A soon as prices drop, I stop playing my mental gas games and do as alcoholics do when they pick up the bottle again after a period of sobriety: guzzle to beat hell. It might be my last opportunity, I reason, before gas goes to fifteen bucks a liter. Boy, do I make hay. It’s the opposite of conservation. It’s the opposite of learning one’s lesson. It’s desperate and slightly euphoric and, I’m convinced now, it makes not a dimple in the vast reserves that economists always point out are still around no matter what the prices on the pump read.

And as yo-yo dieters know, binging and starving corrupts one’s whole metabolism. That’s where I am now with gasoline. Nothing anyone tells me seems believable, no disciplined program of consumption seems rational and nothing I read on the subject seems relevant. For all I know, when oil truly runs short the price of gas will plunge and plunge until there are only twenty gallons left which no one will want, so they’ll pour them on the ground.
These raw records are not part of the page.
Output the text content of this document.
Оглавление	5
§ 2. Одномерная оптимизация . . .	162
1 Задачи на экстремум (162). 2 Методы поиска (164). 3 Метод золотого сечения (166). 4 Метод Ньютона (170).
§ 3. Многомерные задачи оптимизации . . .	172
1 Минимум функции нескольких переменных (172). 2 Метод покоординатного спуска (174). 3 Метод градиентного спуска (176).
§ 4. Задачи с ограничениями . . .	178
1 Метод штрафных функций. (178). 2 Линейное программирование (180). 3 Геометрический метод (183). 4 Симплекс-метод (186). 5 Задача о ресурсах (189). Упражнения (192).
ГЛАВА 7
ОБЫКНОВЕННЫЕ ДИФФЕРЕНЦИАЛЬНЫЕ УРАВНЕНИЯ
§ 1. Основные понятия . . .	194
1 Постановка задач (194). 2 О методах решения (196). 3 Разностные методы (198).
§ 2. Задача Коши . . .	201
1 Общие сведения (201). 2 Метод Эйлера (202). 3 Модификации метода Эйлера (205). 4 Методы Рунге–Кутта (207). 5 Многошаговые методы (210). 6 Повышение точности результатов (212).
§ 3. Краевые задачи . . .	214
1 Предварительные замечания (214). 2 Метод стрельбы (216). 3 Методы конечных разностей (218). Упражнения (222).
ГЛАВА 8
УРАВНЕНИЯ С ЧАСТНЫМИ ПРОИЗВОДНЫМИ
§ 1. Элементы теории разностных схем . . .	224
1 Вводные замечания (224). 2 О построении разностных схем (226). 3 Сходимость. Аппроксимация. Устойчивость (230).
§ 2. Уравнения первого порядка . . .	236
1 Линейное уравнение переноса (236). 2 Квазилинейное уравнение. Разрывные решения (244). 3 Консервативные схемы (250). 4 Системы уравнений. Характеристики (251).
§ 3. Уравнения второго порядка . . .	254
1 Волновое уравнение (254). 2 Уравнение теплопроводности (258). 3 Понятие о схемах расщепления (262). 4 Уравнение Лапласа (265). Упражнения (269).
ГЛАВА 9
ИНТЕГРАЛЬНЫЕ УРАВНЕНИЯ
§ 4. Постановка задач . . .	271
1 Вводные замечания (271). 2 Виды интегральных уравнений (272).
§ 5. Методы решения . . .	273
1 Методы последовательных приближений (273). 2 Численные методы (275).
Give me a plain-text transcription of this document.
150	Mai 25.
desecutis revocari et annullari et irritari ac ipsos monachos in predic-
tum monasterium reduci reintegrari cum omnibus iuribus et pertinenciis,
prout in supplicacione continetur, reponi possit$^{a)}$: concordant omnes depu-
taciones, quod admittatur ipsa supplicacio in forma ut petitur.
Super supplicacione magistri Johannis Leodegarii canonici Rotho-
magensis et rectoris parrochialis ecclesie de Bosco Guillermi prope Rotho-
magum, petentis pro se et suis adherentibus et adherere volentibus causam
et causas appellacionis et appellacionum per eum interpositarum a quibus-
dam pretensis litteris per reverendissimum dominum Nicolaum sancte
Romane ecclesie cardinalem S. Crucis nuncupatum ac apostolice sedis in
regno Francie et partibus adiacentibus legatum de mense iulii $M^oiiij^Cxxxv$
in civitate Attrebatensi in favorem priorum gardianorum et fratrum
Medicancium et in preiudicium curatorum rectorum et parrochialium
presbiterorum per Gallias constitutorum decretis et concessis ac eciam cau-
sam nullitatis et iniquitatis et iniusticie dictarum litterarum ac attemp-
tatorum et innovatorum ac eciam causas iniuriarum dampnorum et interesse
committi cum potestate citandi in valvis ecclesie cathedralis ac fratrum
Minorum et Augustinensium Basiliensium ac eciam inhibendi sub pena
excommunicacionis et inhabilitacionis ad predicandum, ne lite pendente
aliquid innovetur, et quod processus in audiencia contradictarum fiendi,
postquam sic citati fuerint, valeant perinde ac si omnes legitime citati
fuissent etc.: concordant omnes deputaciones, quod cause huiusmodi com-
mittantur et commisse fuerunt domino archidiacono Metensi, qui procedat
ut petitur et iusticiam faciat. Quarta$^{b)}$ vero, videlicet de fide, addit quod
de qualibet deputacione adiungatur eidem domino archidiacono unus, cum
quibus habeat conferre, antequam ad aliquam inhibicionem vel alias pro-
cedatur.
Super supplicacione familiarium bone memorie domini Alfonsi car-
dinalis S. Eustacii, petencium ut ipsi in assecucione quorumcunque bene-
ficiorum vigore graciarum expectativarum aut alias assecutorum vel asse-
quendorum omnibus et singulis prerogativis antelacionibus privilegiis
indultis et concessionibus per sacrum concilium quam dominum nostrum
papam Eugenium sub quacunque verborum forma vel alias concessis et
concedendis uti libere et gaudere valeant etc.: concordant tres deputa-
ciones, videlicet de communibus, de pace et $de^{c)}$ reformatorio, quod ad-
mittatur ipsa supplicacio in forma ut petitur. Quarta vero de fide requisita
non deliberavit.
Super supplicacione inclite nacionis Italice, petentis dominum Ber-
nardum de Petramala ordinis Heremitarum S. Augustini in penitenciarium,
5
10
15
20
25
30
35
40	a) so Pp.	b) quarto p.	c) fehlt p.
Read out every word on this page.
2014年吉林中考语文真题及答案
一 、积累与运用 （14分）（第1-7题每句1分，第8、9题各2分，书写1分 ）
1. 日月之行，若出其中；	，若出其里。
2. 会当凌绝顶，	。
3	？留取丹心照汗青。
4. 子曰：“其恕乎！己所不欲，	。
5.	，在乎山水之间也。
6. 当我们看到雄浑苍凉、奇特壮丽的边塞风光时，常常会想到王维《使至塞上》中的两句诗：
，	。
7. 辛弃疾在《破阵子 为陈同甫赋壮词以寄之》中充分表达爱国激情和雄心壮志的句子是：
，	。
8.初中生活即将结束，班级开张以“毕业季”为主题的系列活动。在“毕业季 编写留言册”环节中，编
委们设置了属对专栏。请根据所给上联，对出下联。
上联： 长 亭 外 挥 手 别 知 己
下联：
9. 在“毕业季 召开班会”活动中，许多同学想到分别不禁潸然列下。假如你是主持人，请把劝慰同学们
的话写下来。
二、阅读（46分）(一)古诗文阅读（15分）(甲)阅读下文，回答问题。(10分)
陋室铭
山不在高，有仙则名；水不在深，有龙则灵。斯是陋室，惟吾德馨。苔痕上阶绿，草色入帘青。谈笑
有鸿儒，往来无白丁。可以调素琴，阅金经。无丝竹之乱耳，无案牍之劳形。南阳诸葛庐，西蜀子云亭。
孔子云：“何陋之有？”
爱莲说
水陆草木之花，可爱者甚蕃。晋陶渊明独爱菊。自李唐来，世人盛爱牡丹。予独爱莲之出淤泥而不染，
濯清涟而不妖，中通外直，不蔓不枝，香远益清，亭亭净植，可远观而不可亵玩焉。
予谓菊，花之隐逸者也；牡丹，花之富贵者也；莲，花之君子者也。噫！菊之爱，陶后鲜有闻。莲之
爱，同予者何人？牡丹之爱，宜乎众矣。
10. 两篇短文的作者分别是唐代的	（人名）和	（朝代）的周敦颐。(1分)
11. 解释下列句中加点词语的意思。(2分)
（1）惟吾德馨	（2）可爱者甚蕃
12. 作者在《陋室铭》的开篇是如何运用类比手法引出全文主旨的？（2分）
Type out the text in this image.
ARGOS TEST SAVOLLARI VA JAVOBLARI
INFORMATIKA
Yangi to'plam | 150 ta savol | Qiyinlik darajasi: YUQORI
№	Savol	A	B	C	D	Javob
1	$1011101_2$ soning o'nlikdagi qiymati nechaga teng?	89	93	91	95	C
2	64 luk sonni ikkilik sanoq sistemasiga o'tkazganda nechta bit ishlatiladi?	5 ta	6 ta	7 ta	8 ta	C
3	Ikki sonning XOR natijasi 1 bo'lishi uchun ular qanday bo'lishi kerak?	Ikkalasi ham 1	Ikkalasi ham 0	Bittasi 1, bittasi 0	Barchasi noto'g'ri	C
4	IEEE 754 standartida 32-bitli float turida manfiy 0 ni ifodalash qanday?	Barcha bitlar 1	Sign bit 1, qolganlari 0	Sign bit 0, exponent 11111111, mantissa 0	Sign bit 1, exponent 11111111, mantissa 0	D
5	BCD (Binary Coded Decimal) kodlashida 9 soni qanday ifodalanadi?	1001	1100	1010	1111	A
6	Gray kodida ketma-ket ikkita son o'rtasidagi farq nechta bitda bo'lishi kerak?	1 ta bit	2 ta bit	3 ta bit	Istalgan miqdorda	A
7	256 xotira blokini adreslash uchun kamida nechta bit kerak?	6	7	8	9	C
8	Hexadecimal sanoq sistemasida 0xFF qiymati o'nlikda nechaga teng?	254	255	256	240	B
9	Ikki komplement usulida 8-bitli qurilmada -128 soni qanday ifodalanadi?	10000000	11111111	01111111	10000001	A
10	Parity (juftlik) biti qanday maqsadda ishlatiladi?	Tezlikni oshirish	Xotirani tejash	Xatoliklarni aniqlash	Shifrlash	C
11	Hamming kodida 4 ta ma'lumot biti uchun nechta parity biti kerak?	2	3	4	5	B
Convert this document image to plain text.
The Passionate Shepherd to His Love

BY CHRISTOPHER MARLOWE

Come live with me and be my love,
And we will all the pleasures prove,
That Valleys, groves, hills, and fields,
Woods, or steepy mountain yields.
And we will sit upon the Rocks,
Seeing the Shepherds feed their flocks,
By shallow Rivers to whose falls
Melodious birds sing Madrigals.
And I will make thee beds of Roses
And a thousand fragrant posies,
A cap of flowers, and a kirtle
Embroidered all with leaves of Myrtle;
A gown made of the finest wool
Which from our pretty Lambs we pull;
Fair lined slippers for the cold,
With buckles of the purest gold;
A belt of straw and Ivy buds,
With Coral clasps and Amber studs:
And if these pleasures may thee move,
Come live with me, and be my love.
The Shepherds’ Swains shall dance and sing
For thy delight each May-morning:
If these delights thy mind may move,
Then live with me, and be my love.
Tomorrow I have a trip planned. Eight hundred miles of interstate. It might be cheaper to fly but I might never get this chance again.

–Walter

Here’s your hat…

Poor Scott McClellan. Even after all this administration has put him through, the departing press secretary got all choked up yesterday as Bush was announcing his early retirement. I know much of the media corps (specifically, those who had to deal with him regularly) had their issues with McClellan, but I always felt sorry for the guy. Clearly his tenure was more contentious than that of predecessor Ari Fleischer, in part because McClellan occupied the podium during more troubled times than Ari. But I also think McClellan had a harder time in the job because, deep down, he was more uncomfortable being dishonest. McClellan always looked strained and slightly gassy when dishing out whatever bologna the administration had fed him. By contrast, Ari, as my colleague Jon Chait detailed long ago, has always had a somewhat more relaxed attitude toward truth-telling.